Читаем [Quinn 01] - The Cleaner полностью

She peeked around the edge of the folder. 'That's him.' 'Can I also get a copy of this?' he asked. 'Don't you have a picture of him?' Quinn shook his head. 'Nobody thought to give

me one,' he said truthfully. Ann shrugged. 'Just take that one. If I make a copy the picture will only be a black smudge.'

'Thanks,' he said. He folded the paper, careful not to crease the photo, and slipped it into his pocket.

Quinn and Nate were able to make it to Denver just in time to catch a 7:00 p.m. flight home to Los Angeles. While Nate was shoehorned into the cattle section in back, Quinn relaxed with a glass of Chablis in the comfort of his first-class seat. After they'd been in the air for an hour, Quinn pulled out his computer and wrote his report.

By the time he finished, it was only a page long. He liked to keep things brief. 'Overload with facts,' Durrie, his mentor, had once told him. 'They can never fault you for that. Leave out all the cream puff stuff and opinions. Nobody wants that shit. And if you find somebody that does, they're not worth working for.'

Good advice, but it had taken a while for it to sink in with Quinn. When he'd first started working clean-and-gathers, he knew his task was to just hand over whatever he found out and move on. Curiosity was discouraged. But it had been frustrating. There were always so many unanswered questions.

'What the fuck do you want to know more for?' Durrie had asked him one time when Quinn wanted to keep probing after a particular assignment was nearly completed.

'It just seems so unfinished,' Quinn said. 'Just once, I'd like to know what it's all about.'

'What it's all about?' Durrie asked. 'Fine. That I can answer. You see this guy here?'

They were in an unpaved alleyway on the south side of Tijuana, Mexico. It was well after midnight. On the ground only a couple feet in front of them was the body of a man in his late twenties. 'I see him,' Quinn said.

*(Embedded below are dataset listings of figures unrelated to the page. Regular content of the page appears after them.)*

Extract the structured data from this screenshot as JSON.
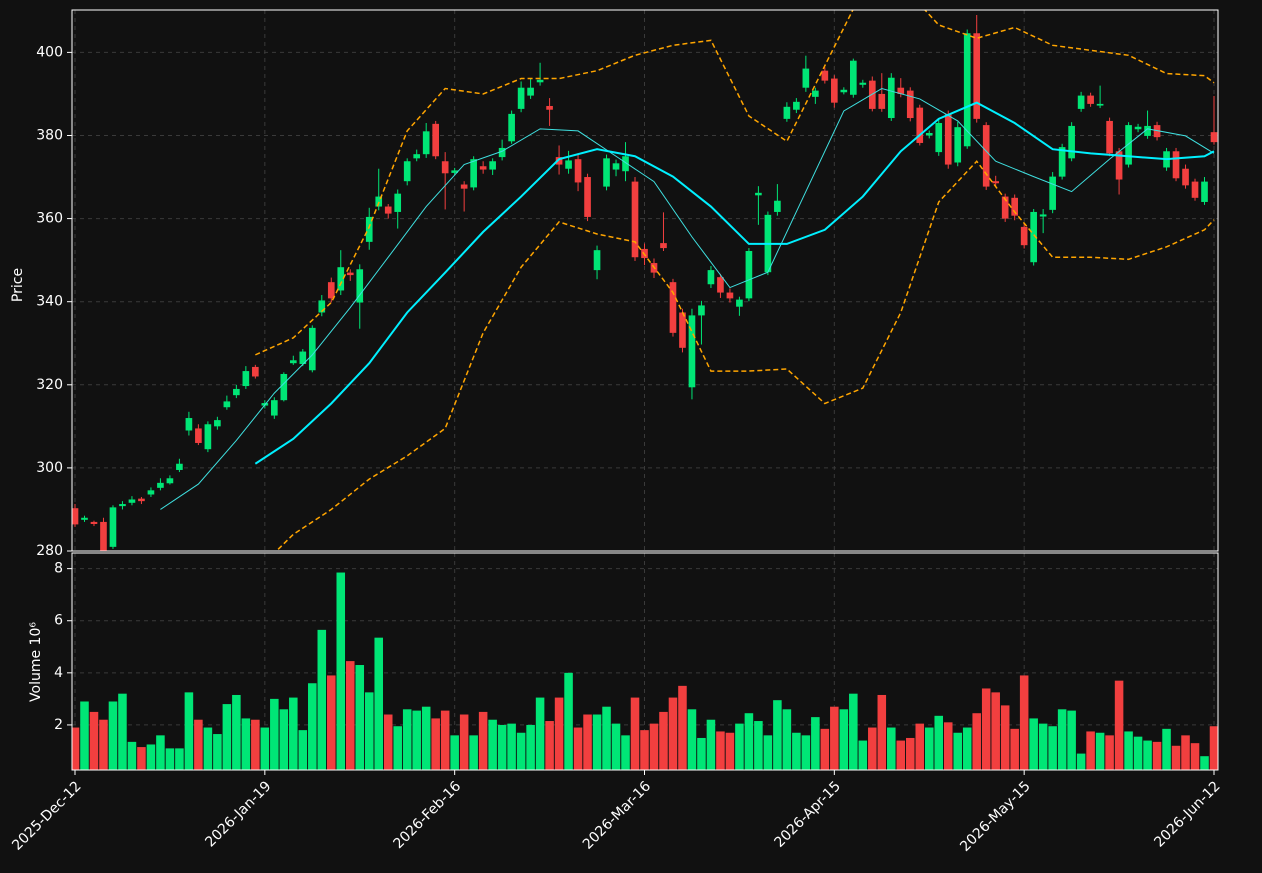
{
  "chart_data": {
    "type": "candlestick",
    "y_label": "Price",
    "y2_label": "Volume  10⁶",
    "categories": [
      "2025-Dec-12",
      null,
      null,
      null,
      null,
      null,
      null,
      null,
      null,
      null,
      null,
      null,
      null,
      null,
      null,
      null,
      null,
      null,
      null,
      null,
      "2026-Jan-19",
      null,
      null,
      null,
      null,
      null,
      null,
      null,
      null,
      null,
      null,
      null,
      null,
      null,
      null,
      null,
      null,
      null,
      null,
      null,
      "2026-Feb-16",
      null,
      null,
      null,
      null,
      null,
      null,
      null,
      null,
      null,
      null,
      null,
      null,
      null,
      null,
      null,
      null,
      null,
      null,
      null,
      "2026-Mar-16",
      null,
      null,
      null,
      null,
      null,
      null,
      null,
      null,
      null,
      null,
      null,
      null,
      null,
      null,
      null,
      null,
      null,
      null,
      null,
      "2026-Apr-15",
      null,
      null,
      null,
      null,
      null,
      null,
      null,
      null,
      null,
      null,
      null,
      null,
      null,
      null,
      null,
      null,
      null,
      null,
      null,
      "2026-May-15",
      null,
      null,
      null,
      null,
      null,
      null,
      null,
      null,
      null,
      null,
      null,
      null,
      null,
      null,
      null,
      null,
      null,
      null,
      null,
      "2026-Jun-12"
    ],
    "open": [
      290.3,
      287.5,
      287,
      287,
      281,
      290.8,
      291.6,
      292.6,
      293.6,
      295.2,
      296.3,
      299.5,
      309,
      309.5,
      304.5,
      310,
      314.6,
      317.5,
      319.7,
      324.3,
      315,
      312.6,
      316.3,
      325.2,
      325,
      323.5,
      337.4,
      344.7,
      342.7,
      347,
      339.8,
      354.4,
      362.9,
      362.9,
      361.6,
      369,
      374.5,
      375.5,
      382.8,
      373.8,
      371,
      368.2,
      367.5,
      372.6,
      371.8,
      374.8,
      378.6,
      386.4,
      389.6,
      392.8,
      387.1,
      374.8,
      372,
      374.3,
      370,
      347.6,
      367.7,
      371.8,
      371.4,
      368.9,
      352.7,
      349.3,
      354.1,
      344.7,
      337.4,
      319.4,
      336.7,
      344.2,
      345.9,
      342.2,
      338.8,
      340.8,
      365.6,
      347.1,
      361.6,
      384,
      386.2,
      391.5,
      389.3,
      395.6,
      393.7,
      390.4,
      389.8,
      392.2,
      393.2,
      390,
      384.2,
      391.5,
      390.8,
      386.7,
      380,
      376,
      385.2,
      373.5,
      377.4,
      404.6,
      382.5,
      369,
      365.3,
      365,
      358,
      349.5,
      360.5,
      362.1,
      370.1,
      374.5,
      386.4,
      389.6,
      387.2,
      383.5,
      376.2,
      373,
      381.5,
      379.9,
      382.5,
      372.3,
      376.2,
      372,
      368.9,
      364,
      380.8
    ],
    "high": [
      291.3,
      288.5,
      287.3,
      288,
      291,
      292,
      293.2,
      293,
      295.3,
      297.5,
      298.2,
      302.2,
      313.5,
      310.5,
      311.2,
      312.3,
      317.4,
      320,
      324.5,
      324.8,
      316.3,
      317,
      323,
      327,
      328.6,
      334.3,
      341.6,
      345.8,
      352.4,
      347.8,
      349,
      362.6,
      372,
      363.5,
      367,
      374.5,
      376.6,
      383,
      383.5,
      376,
      372.2,
      369,
      375,
      373.8,
      374.5,
      379,
      386,
      393,
      393.8,
      397.5,
      389,
      377.6,
      376.3,
      375.7,
      370.8,
      353.5,
      375.4,
      374.2,
      378.4,
      370,
      354,
      350.4,
      361.5,
      345.5,
      338.3,
      338.3,
      340.2,
      348.6,
      346.7,
      343.2,
      341.2,
      352.9,
      367.8,
      361.7,
      368.3,
      388,
      389,
      399.2,
      391.5,
      396.4,
      394.5,
      391.6,
      398.5,
      393.4,
      394.2,
      395,
      395,
      393.8,
      391.6,
      387.4,
      381.2,
      384,
      386,
      383.3,
      405.5,
      409,
      383.2,
      370.3,
      366,
      365.8,
      358.8,
      362.3,
      362.3,
      371.2,
      378,
      383.2,
      390.5,
      390.3,
      392,
      384.3,
      377,
      383.2,
      382.8,
      386,
      383.3,
      377,
      377,
      373,
      369.6,
      370,
      389.5
    ],
    "low": [
      285.8,
      287,
      286,
      280,
      280.5,
      290,
      291,
      291.3,
      293,
      294.6,
      296,
      299,
      307.8,
      305.5,
      303.8,
      309.2,
      314,
      316.8,
      319,
      321.5,
      314.3,
      311.8,
      316,
      324.8,
      324.5,
      323,
      336.5,
      339.8,
      341.6,
      345,
      333.5,
      352.5,
      362,
      360,
      357.6,
      368,
      373.8,
      374.6,
      374.3,
      362.2,
      370.4,
      361.7,
      366.8,
      370.8,
      370.5,
      374,
      378,
      385.6,
      388.8,
      392,
      382.3,
      370.6,
      370.8,
      366.6,
      359.4,
      345.4,
      366.8,
      370.2,
      369,
      349.8,
      348.8,
      345.7,
      352.2,
      331.6,
      327.8,
      316.5,
      329.7,
      343.3,
      340.9,
      339.8,
      336.6,
      340.1,
      358.5,
      346.4,
      360.7,
      383.3,
      385.4,
      390.5,
      387.6,
      392.5,
      386.7,
      389.9,
      389.1,
      391.5,
      385.8,
      385.7,
      383.5,
      389.2,
      383.4,
      377.6,
      379.3,
      375.1,
      372,
      372.6,
      376.8,
      383.1,
      366.9,
      367.8,
      359.2,
      359.6,
      352.8,
      348.7,
      356.5,
      361.3,
      369.4,
      373.8,
      385.7,
      386.9,
      386.6,
      375,
      365.8,
      372.3,
      380.8,
      379.2,
      378.8,
      371.5,
      369,
      367.2,
      364.3,
      363.3,
      377.8
    ],
    "close": [
      286.4,
      288,
      286.5,
      280,
      290.5,
      291.3,
      292.4,
      292,
      294.6,
      296.4,
      297.5,
      301,
      312,
      306,
      310.5,
      311.5,
      316,
      319,
      323.3,
      322,
      315.6,
      316.3,
      322.6,
      325.9,
      328,
      333.7,
      340.3,
      340.8,
      348.3,
      346.4,
      347.8,
      360.4,
      365.3,
      361.2,
      366,
      373.8,
      375.5,
      381,
      375,
      370.9,
      371.6,
      367.2,
      374.3,
      371.8,
      373.8,
      377,
      385.2,
      391.5,
      391.5,
      393.4,
      386.2,
      373,
      374,
      368.7,
      360.4,
      352.4,
      374.5,
      373.3,
      375,
      350.7,
      350.5,
      347,
      352.9,
      332.5,
      328.9,
      336.7,
      339.1,
      347.6,
      342.2,
      340.8,
      340.5,
      352.2,
      366.2,
      360.9,
      364.3,
      386.9,
      388.1,
      396.1,
      390.8,
      393.2,
      387.9,
      391,
      398,
      392.7,
      386.4,
      386.4,
      393.9,
      390,
      384.2,
      378.2,
      380.6,
      383,
      373,
      382,
      404.6,
      384,
      367.7,
      368.5,
      360,
      360.7,
      353.6,
      361.6,
      361,
      370.1,
      377.2,
      382.3,
      389.6,
      387.6,
      387.6,
      375.7,
      369.4,
      382.5,
      382.1,
      382.3,
      379.6,
      376.2,
      369.7,
      368,
      365,
      368.9,
      378.4
    ],
    "volume": [
      1.9,
      2.9,
      2.5,
      2.2,
      2.9,
      3.2,
      1.35,
      1.15,
      1.25,
      1.6,
      1.1,
      1.1,
      3.25,
      2.2,
      1.9,
      1.65,
      2.8,
      3.15,
      2.25,
      2.2,
      1.9,
      3.0,
      2.6,
      3.05,
      1.8,
      3.6,
      5.65,
      3.9,
      7.85,
      4.45,
      4.3,
      3.25,
      5.35,
      2.4,
      1.95,
      2.6,
      2.55,
      2.7,
      2.25,
      2.55,
      1.6,
      2.4,
      1.6,
      2.5,
      2.2,
      2.0,
      2.05,
      1.7,
      2.0,
      3.05,
      2.15,
      3.05,
      4.0,
      1.9,
      2.4,
      2.4,
      2.7,
      2.05,
      1.6,
      3.05,
      1.8,
      2.05,
      2.5,
      3.05,
      3.5,
      2.6,
      1.5,
      2.2,
      1.75,
      1.7,
      2.05,
      2.45,
      2.15,
      1.6,
      2.95,
      2.6,
      1.7,
      1.6,
      2.3,
      1.85,
      2.7,
      2.6,
      3.2,
      1.4,
      1.9,
      3.15,
      1.9,
      1.4,
      1.5,
      2.05,
      1.9,
      2.35,
      2.1,
      1.7,
      1.9,
      2.45,
      3.4,
      3.25,
      2.75,
      1.85,
      3.9,
      2.25,
      2.05,
      1.95,
      2.6,
      2.55,
      0.9,
      1.75,
      1.7,
      1.6,
      3.7,
      1.75,
      1.55,
      1.4,
      1.35,
      1.85,
      1.2,
      1.6,
      1.3,
      0.8,
      1.95
    ],
    "up_color": "#00e676",
    "down_color": "#f23f3f",
    "ylim": [
      280,
      410.2
    ],
    "yticks": [
      280,
      300,
      320,
      340,
      360,
      380,
      400
    ],
    "y2lim": [
      0.27,
      8.6
    ],
    "y2ticks": [
      2,
      4,
      6,
      8
    ],
    "grid": true,
    "overlays": [
      {
        "color": "#3fe0e0",
        "width": 1,
        "dash": false,
        "x": [
          9,
          13,
          17,
          21,
          25,
          29,
          33,
          37,
          41,
          45,
          49,
          53,
          57,
          61,
          65,
          69,
          73,
          77,
          81,
          85,
          89,
          93,
          97,
          101,
          105,
          109,
          113,
          117,
          120
        ],
        "values": [
          290,
          296.1,
          306.6,
          318,
          327.2,
          338.6,
          350.7,
          362.9,
          373,
          376.2,
          381.6,
          381.1,
          375,
          368.9,
          355.6,
          343.4,
          347.1,
          366.5,
          385.9,
          391.3,
          388.8,
          383.5,
          373.8,
          370.1,
          366.5,
          374.3,
          381.6,
          379.9,
          375.7
        ]
      },
      {
        "color": "#00f0ff",
        "width": 2,
        "dash": false,
        "x": [
          19,
          23,
          27,
          31,
          35,
          39,
          43,
          47,
          51,
          55,
          59,
          63,
          67,
          71,
          75,
          79,
          83,
          87,
          91,
          95,
          99,
          103,
          107,
          111,
          115,
          119,
          120
        ],
        "values": [
          301,
          307,
          315.5,
          325.2,
          337.4,
          347,
          356.8,
          365.3,
          374.3,
          376.7,
          375,
          370.1,
          362.9,
          353.9,
          353.9,
          357.3,
          365.3,
          376.2,
          384,
          387.9,
          383,
          376.7,
          375.7,
          375,
          374.3,
          375,
          376.2
        ]
      },
      {
        "color": "#ffa500",
        "width": 1.5,
        "dash": true,
        "x": [
          19,
          23,
          27,
          31,
          35,
          39,
          43,
          47,
          51,
          55,
          59,
          63,
          67,
          71,
          75,
          79,
          83,
          87,
          91,
          95,
          99,
          103,
          107,
          111,
          115,
          119,
          120
        ],
        "values": [
          327.2,
          331.3,
          339.8,
          358,
          381.1,
          391.3,
          390,
          393.7,
          393.7,
          395.6,
          399.3,
          401.7,
          402.9,
          384.7,
          378.6,
          396.8,
          415,
          416.5,
          406.6,
          403.4,
          406,
          401.7,
          400.5,
          399.3,
          394.9,
          394.4,
          392.7
        ]
      },
      {
        "color": "#ffa500",
        "width": 1.5,
        "dash": true,
        "x": [
          19,
          23,
          27,
          31,
          35,
          39,
          43,
          47,
          51,
          55,
          59,
          63,
          67,
          71,
          75,
          79,
          83,
          87,
          91,
          95,
          99,
          103,
          107,
          111,
          115,
          119,
          120
        ],
        "values": [
          275,
          284,
          290,
          297.3,
          302.9,
          309.5,
          332.5,
          348.3,
          359.2,
          356.3,
          354.4,
          342.2,
          323.3,
          323.3,
          323.8,
          315.5,
          319.2,
          337.4,
          364,
          373.8,
          361.6,
          350.7,
          350.7,
          350.2,
          353.2,
          357.3,
          359.7
        ]
      }
    ]
  }
}
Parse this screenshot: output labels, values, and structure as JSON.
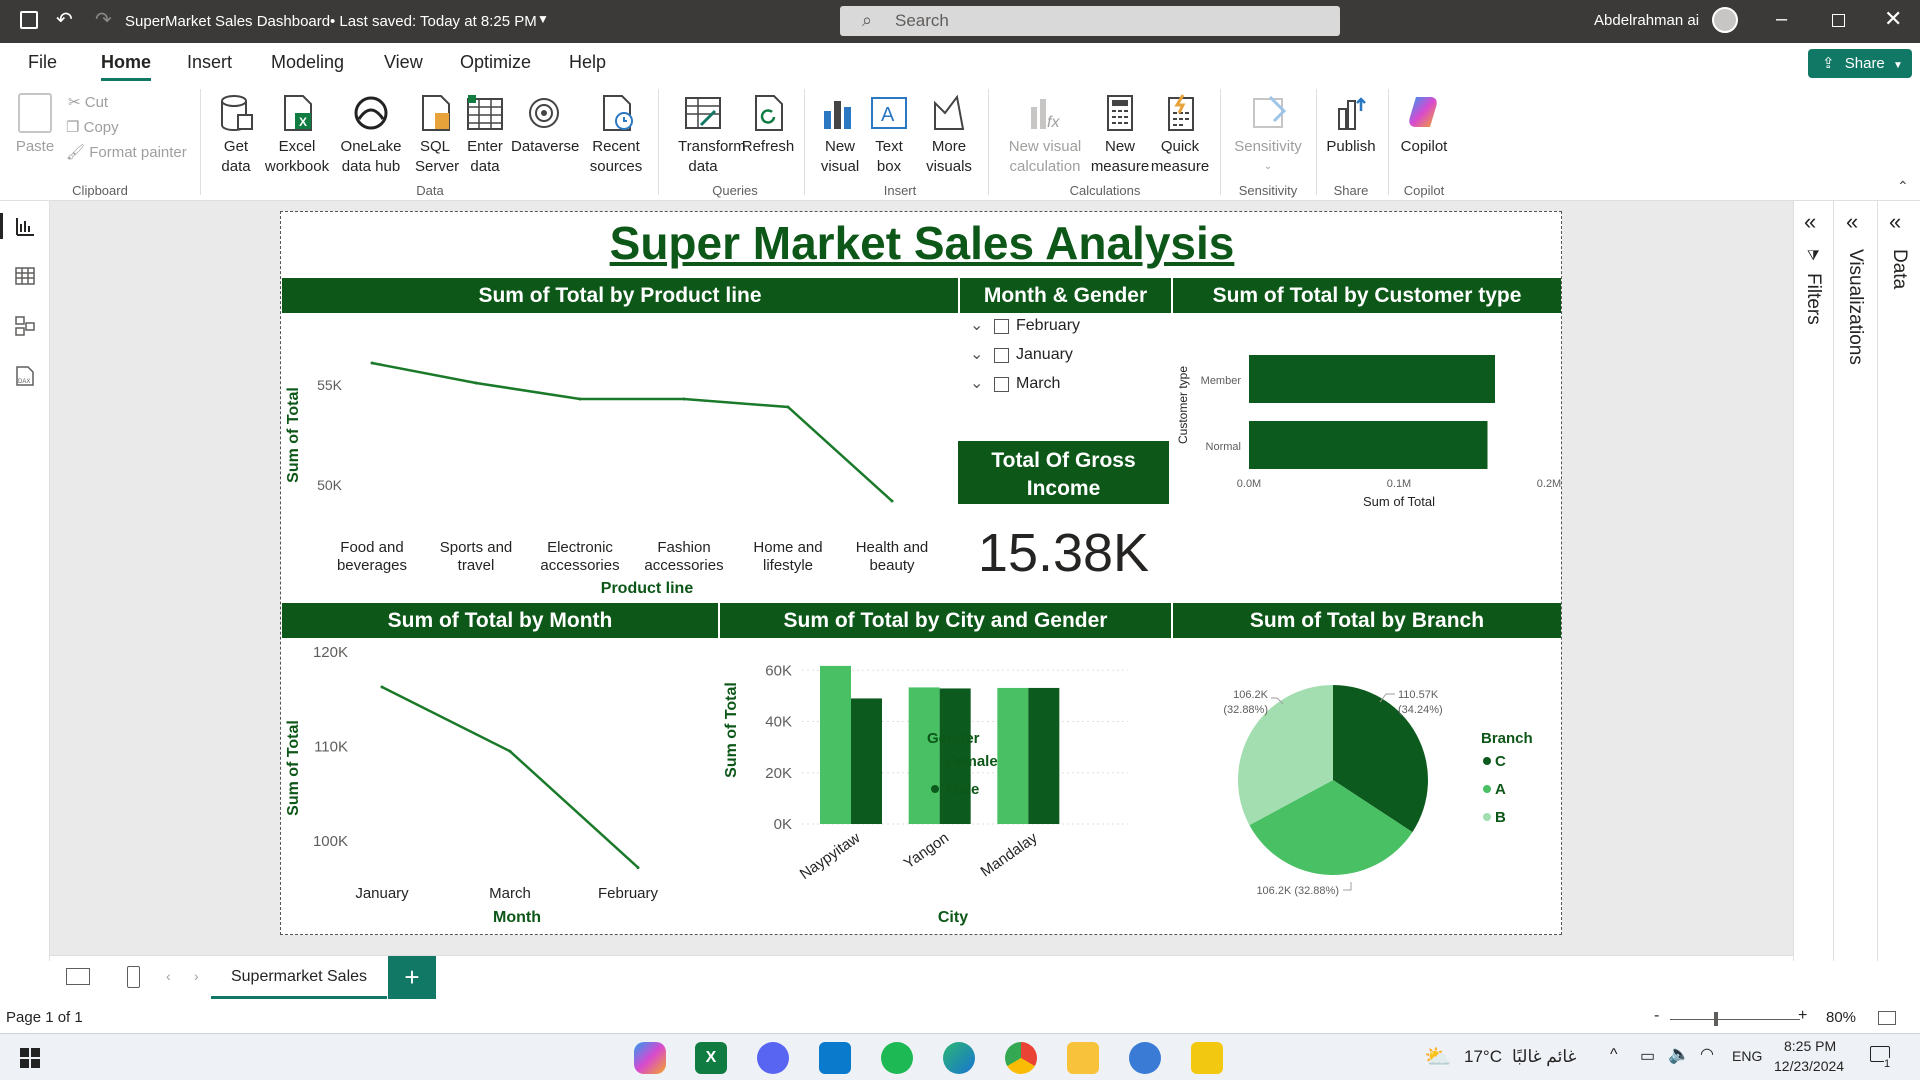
{
  "window": {
    "title": "SuperMarket Sales Dashboard",
    "saved": "• Last saved: Today at 8:25 PM",
    "search_placeholder": "Search",
    "user": "Abdelrahman ai"
  },
  "menu": [
    "File",
    "Home",
    "Insert",
    "Modeling",
    "View",
    "Optimize",
    "Help"
  ],
  "share_label": "Share",
  "ribbon": {
    "clipboard": {
      "paste": "Paste",
      "cut": "Cut",
      "copy": "Copy",
      "format_painter": "Format painter",
      "group": "Clipboard"
    },
    "data": {
      "get_data": "Get data",
      "excel": "Excel workbook",
      "onelake": "OneLake data hub",
      "sql": "SQL Server",
      "enter": "Enter data",
      "dataverse": "Dataverse",
      "recent": "Recent sources",
      "group": "Data"
    },
    "queries": {
      "transform": "Transform data",
      "refresh": "Refresh",
      "group": "Queries"
    },
    "insert": {
      "new_visual": "New visual",
      "text_box": "Text box",
      "more_visuals": "More visuals",
      "group": "Insert"
    },
    "calculations": {
      "new_visual_calc": "New visual calculation",
      "new_measure": "New measure",
      "quick_measure": "Quick measure",
      "group": "Calculations"
    },
    "sensitivity": {
      "label": "Sensitivity",
      "group": "Sensitivity"
    },
    "share": {
      "publish": "Publish",
      "group": "Share"
    },
    "copilot": {
      "label": "Copilot",
      "group": "Copilot"
    }
  },
  "report": {
    "title": "Super Market Sales Analysis",
    "product_header": "Sum of Total by Product line",
    "month_gender_header": "Month & Gender",
    "customer_header": "Sum of Total by Customer type",
    "month_header": "Sum of Total by Month",
    "city_header": "Sum of Total by City and Gender",
    "branch_header": "Sum of Total by Branch",
    "slicer": [
      "February",
      "January",
      "March"
    ],
    "card_title": "Total Of Gross Income",
    "card_value": "15.38K"
  },
  "chart_data": [
    {
      "type": "line",
      "title": "Sum of Total by Product line",
      "xlabel": "Product line",
      "ylabel": "Sum of Total",
      "categories": [
        "Food and beverages",
        "Sports and travel",
        "Electronic accessories",
        "Fashion accessories",
        "Home and lifestyle",
        "Health and beauty"
      ],
      "values": [
        56.1,
        55.1,
        54.3,
        54.3,
        53.9,
        49.2
      ],
      "yticks": [
        "50K",
        "55K"
      ],
      "ylim": [
        48.0,
        57.0
      ],
      "color": "#1a7a2a"
    },
    {
      "type": "bar",
      "title": "Sum of Total by Customer type",
      "xlabel": "Sum of Total",
      "ylabel": "Customer type",
      "categories": [
        "Member",
        "Normal"
      ],
      "values": [
        0.164,
        0.159
      ],
      "xticks": [
        "0.0M",
        "0.1M",
        "0.2M"
      ],
      "xlim": [
        0,
        0.2
      ],
      "color": "#0d5a1e"
    },
    {
      "type": "line",
      "title": "Sum of Total by Month",
      "xlabel": "Month",
      "ylabel": "Sum of Total",
      "categories": [
        "January",
        "March",
        "February"
      ],
      "values": [
        116.3,
        109.5,
        97.2
      ],
      "yticks": [
        "100K",
        "110K",
        "120K"
      ],
      "ylim": [
        98.0,
        120.0
      ],
      "color": "#1a7a2a"
    },
    {
      "type": "bar",
      "title": "Sum of Total by City and Gender",
      "xlabel": "City",
      "ylabel": "Sum of Total",
      "categories": [
        "Naypyitaw",
        "Yangon",
        "Mandalay"
      ],
      "series": [
        {
          "name": "Female",
          "values": [
            61.7,
            53.3,
            53.1
          ],
          "color": "#48c063"
        },
        {
          "name": "Male",
          "values": [
            49.0,
            52.9,
            53.1
          ],
          "color": "#0d5a1e"
        }
      ],
      "yticks": [
        "0K",
        "20K",
        "40K",
        "60K"
      ],
      "ylim": [
        0,
        64
      ],
      "legend_title": "Gender"
    },
    {
      "type": "pie",
      "title": "Sum of Total by Branch",
      "legend_title": "Branch",
      "slices": [
        {
          "name": "C",
          "value": 110.57,
          "label": "110.57K (34.24%)",
          "color": "#0d5a1e"
        },
        {
          "name": "A",
          "value": 106.2,
          "label": "106.2K (32.88%)",
          "color": "#48c063"
        },
        {
          "name": "B",
          "value": 106.2,
          "label": "106.2K (32.88%)",
          "color": "#a3deb0"
        }
      ]
    }
  ],
  "panels": {
    "filters": "Filters",
    "visualizations": "Visualizations",
    "data": "Data"
  },
  "tabs": {
    "page": "Supermarket Sales",
    "add": "+"
  },
  "status": {
    "page": "Page 1 of 1",
    "zoom": "80%",
    "minus": "-",
    "plus": "+"
  },
  "taskbar": {
    "weather": "17°C",
    "weather_text": "غائم غالبًا",
    "lang": "ENG",
    "time": "8:25 PM",
    "date": "12/23/2024",
    "notif": "1"
  }
}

'This guy's a runner. You know, a messenger boy? But he could've just as easily been a cleaner.'

'Like us, you mean?'

'Like me. You're just an apprentice. You'll be lucky to live through this year the way you're going.' 'I'm careful,' Quinn said defensively. 'You're not. Worse, you don't even realize it.' Quinn's face hardened, but he said nothing. 'You want to know what it's all about, Johnny

boy?' Durrie continued. He pointed at the corpse on the ground. 'That's what it's all about. The more you know, the more likely you'll end up like him. We come in, gather whatever information's been requested. Maybe do a little cleanup if necessary. Then get out. That's the job.' Durrie's eyes locked with Quinn's. 'Kill your curiosity, kid. For your own sake. Hell, for mine, too. Because until you're working on your own, I'll be responsible for your fuckups.'

It took nearly getting shot six months later before the lesson sank in. Still, Quinn was never able to completely dampen his thirst to know more. He later realized that despite what Durrie said, curiosity was an important part of the job. He just had to learn how to control it. As he reread his report about Taggert, he knew there was a lot that remained unanswered. Who had started the fire? Why had Jills been there? And who the hell was Taggert anyway? Questions that nagged at him, but ones he probably would never know the answers to.

Otherwise, the information Quinn had been able to gather wasn't much more than what he'd already told Peter over the phone. The only omissions were his stops at the coroner's office and Goose Valley Vacation Rentals. And the most those stops had done was to confirm what little Quinn already knew. The exception being the lung tissue sample, which Quinn had added into his report as something Chief Johnson had mentioned.

It wasn't until he'd put away his computer that he remembered there was one other thing he had neglected to include in the report, the silver-colored bracelet Nate had found at the house. At first Quinn thought it had meant nothing, but in light of finding Jills, maybe he'd been wrong.

Chapter 6

Quinn and Nate separated at LAX, Quinn telling his apprentice to meet him at his house in a couple hours to go over everything. Before that, Quinn wanted to have a nice quiet dinner alone.

He picked up his car, a black BMW M3 convertible, from the VIP lot he had parked it in before he'd left on his vacation. The drive across town took a little longer than he'd planned, but soon enough he arrived at the Taste of Siam restaurant on Sunset Boulevard in Hollywood. It wasn't the most popular Thai restaurant in L.A., nor the biggest, but it was Quinn's favorite. His usual table was open when he arrived, so he took a seat and ordered pad kee mao with chicken, choosing as always to wash it down with a Singha beer.